September 12 – October 10, 2015





Curated by  Dr. Daniel Berger and Doug Ischar



The death earlier this year of artist Barbara DeGenevieve deprived the worlds of Art and Advanced Studies in the Arts of one of their most singular and widely valued makers and pedagogues.  While Barbara may have prioritized teaching over art making to an extent, we must be grateful for all that she left us, the galvanized and edified students (hundreds of them, perhaps thousands), the radical research into the making and teaching of pornography (for which members of her host institution cruelly punished her), and for the splendid and fearless art works she toiled over and left, I’m tempted to say ‘orphaned’ in our custody.
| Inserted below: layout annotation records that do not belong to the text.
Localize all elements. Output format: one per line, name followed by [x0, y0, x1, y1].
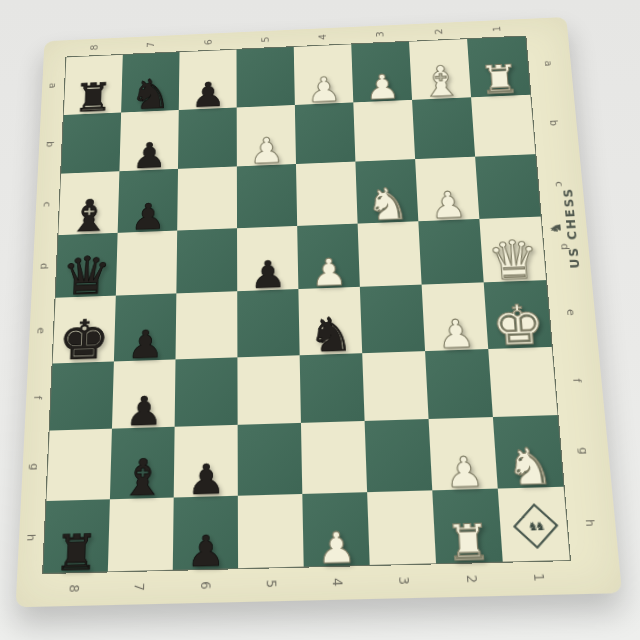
- square-h4: ♟: [302, 492, 369, 567]
- square-f6: [175, 357, 238, 427]
- square-e7: ♟: [114, 293, 176, 361]
- uschess-corner-logo-knights-icon: ♞♞: [528, 519, 544, 533]
- square-a5: [236, 47, 294, 107]
- square-c5: [237, 164, 297, 228]
- square-b8: [61, 112, 121, 174]
- square-d7: [116, 230, 177, 296]
- square-e5: [237, 289, 299, 357]
- square-h5: [238, 493, 304, 568]
- square-b3: [353, 99, 415, 161]
- square-c6: [177, 166, 237, 230]
- square-f7: ♟: [112, 359, 176, 429]
- square-b1: [471, 94, 535, 156]
- square-e6: [176, 291, 238, 359]
- square-a7: ♞: [121, 52, 179, 112]
- piece-black-pawn-a6: ♟: [191, 79, 225, 111]
- square-e4: ♞: [298, 287, 362, 355]
- piece-black-knight-e4: ♞: [307, 313, 353, 357]
- piece-white-pawn-g2: ♟: [444, 453, 485, 492]
- square-g7: ♝: [110, 427, 175, 499]
- piece-black-pawn-c7: ♟: [130, 200, 166, 234]
- square-h6: ♟: [173, 495, 238, 570]
- square-h8: ♜: [43, 499, 110, 573]
- square-e2: ♟: [422, 282, 489, 350]
- piece-white-pawn-a4: ♟: [306, 74, 341, 106]
- square-a6: ♟: [179, 50, 237, 110]
- piece-black-knight-a7: ♞: [129, 75, 171, 114]
- piece-white-king-e1: ♚: [490, 300, 547, 351]
- chess-board-grid: ♜♞♟♟♟♝♜♟♟♝♟♞♟♛♟♟♛♚♟♞♟♚♟♝♟♟♞♜♟♟♜♞♞: [42, 35, 571, 574]
- square-g3: [365, 419, 433, 492]
- piece-black-king-e8: ♚: [57, 315, 110, 365]
- square-g4: [301, 421, 367, 493]
- square-g2: ♟: [429, 417, 498, 490]
- square-c3: ♞: [355, 159, 418, 223]
- uschess-corner-logo: ♞♞: [513, 503, 558, 549]
- piece-black-bishop-c8: ♝: [66, 196, 110, 237]
- square-d5: ♟: [237, 225, 298, 291]
- chess-board-wrap: 87654321 87654321 abcdefgh abcdefgh ♞ US…: [16, 17, 623, 607]
- piece-white-bishop-a2: ♝: [418, 62, 463, 101]
- square-c8: ♝: [58, 171, 119, 234]
- square-a3: ♟: [351, 42, 412, 102]
- square-b6: [178, 107, 237, 169]
- piece-white-pawn-d4: ♟: [310, 256, 347, 291]
- square-d4: ♟: [297, 223, 360, 289]
- square-f5: [237, 355, 301, 425]
- piece-black-pawn-e7: ♟: [126, 327, 163, 363]
- piece-white-rook-a1: ♜: [478, 62, 521, 99]
- piece-white-pawn-e2: ♟: [436, 316, 475, 352]
- square-e3: [360, 285, 425, 353]
- piece-white-pawn-h4: ♟: [316, 529, 356, 569]
- square-h2: ♜: [432, 488, 503, 563]
- square-h7: [108, 497, 174, 571]
- piece-black-pawn-b7: ♟: [131, 140, 166, 173]
- square-d2: [418, 218, 483, 284]
- piece-black-pawn-h6: ♟: [186, 532, 225, 571]
- square-a1: ♜: [467, 36, 530, 97]
- square-f3: [362, 351, 428, 421]
- piece-white-pawn-a3: ♟: [364, 71, 400, 103]
- piece-black-pawn-g6: ♟: [187, 461, 225, 499]
- piece-white-knight-c3: ♞: [365, 184, 410, 225]
- square-c2: ♟: [415, 157, 479, 221]
- square-a8: ♜: [64, 55, 123, 115]
- piece-black-pawn-d5: ♟: [249, 258, 285, 293]
- piece-black-rook-a8: ♜: [73, 80, 113, 116]
- uschess-knight-icon: ♞: [547, 220, 564, 235]
- square-a2: ♝: [409, 39, 471, 99]
- square-c1: [475, 154, 541, 218]
- square-g6: ♟: [174, 425, 238, 497]
- square-g8: [46, 429, 111, 501]
- piece-white-queen-d1: ♛: [486, 236, 542, 285]
- square-f2: [425, 349, 493, 419]
- piece-white-pawn-c2: ♟: [429, 188, 467, 222]
- square-h3: [367, 490, 436, 565]
- square-d6: [176, 228, 237, 294]
- square-c7: ♟: [118, 169, 178, 233]
- square-a4: ♟: [294, 44, 354, 104]
- piece-black-queen-d8: ♛: [60, 252, 112, 301]
- vinyl-board-mat: 87654321 87654321 abcdefgh abcdefgh ♞ US…: [16, 17, 623, 607]
- square-b5: ♟: [237, 105, 296, 167]
- piece-white-pawn-b5: ♟: [249, 135, 284, 168]
- square-d1: ♛: [479, 216, 546, 282]
- square-g5: [238, 423, 303, 495]
- square-h1: ♞♞: [498, 486, 570, 561]
- piece-black-rook-h8: ♜: [53, 530, 98, 575]
- photo-scene: 87654321 87654321 abcdefgh abcdefgh ♞ US…: [0, 0, 640, 640]
- square-d8: ♛: [56, 232, 118, 297]
- square-f4: [300, 353, 365, 423]
- square-g1: ♞: [493, 415, 564, 488]
- piece-black-pawn-f7: ♟: [125, 393, 163, 430]
- piece-white-rook-h2: ♜: [444, 520, 492, 566]
- square-c4: [296, 162, 358, 226]
- piece-black-bishop-g7: ♝: [119, 455, 166, 501]
- piece-white-knight-g1: ♞: [504, 443, 555, 490]
- square-b4: [295, 102, 356, 164]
Iceberg Projects will be the first established institution to feature her work in a pronounced and developed way.  For the first of our exhibitions devoted to Barbara, we’ve chosen to focus on her early, ground-breaking work, much of which has not seen the light of day – nor the incandescence of the gallery – for many many years.  For better or worse, DeGenevieve was not a commercially successful artist, and as the market reigns over the valorization of Art, as well as so much else, it is our duty as her cultural inheritors to secure a permanent place for her work.  If we cannot, perhaps, penetrate the canon of blue-chip art, then we must insist on founding a parallel canon for Art which endures due to its great aesthetic and ideological value rather than its salability.

So our first DeGenevieve show will consist largely of her superb early self-portraits and objet trouvé.  In these works she is clearly working amongst a variety of mediums and disciplines, all of which she employs and challenges with imagination and rapidly developing prowess.  She is also honing a politics of gender over which she would labor – and frolic – tirelessly for three decades and which would come to color all she touched, Art, People, Ideas, Passions, and Friends.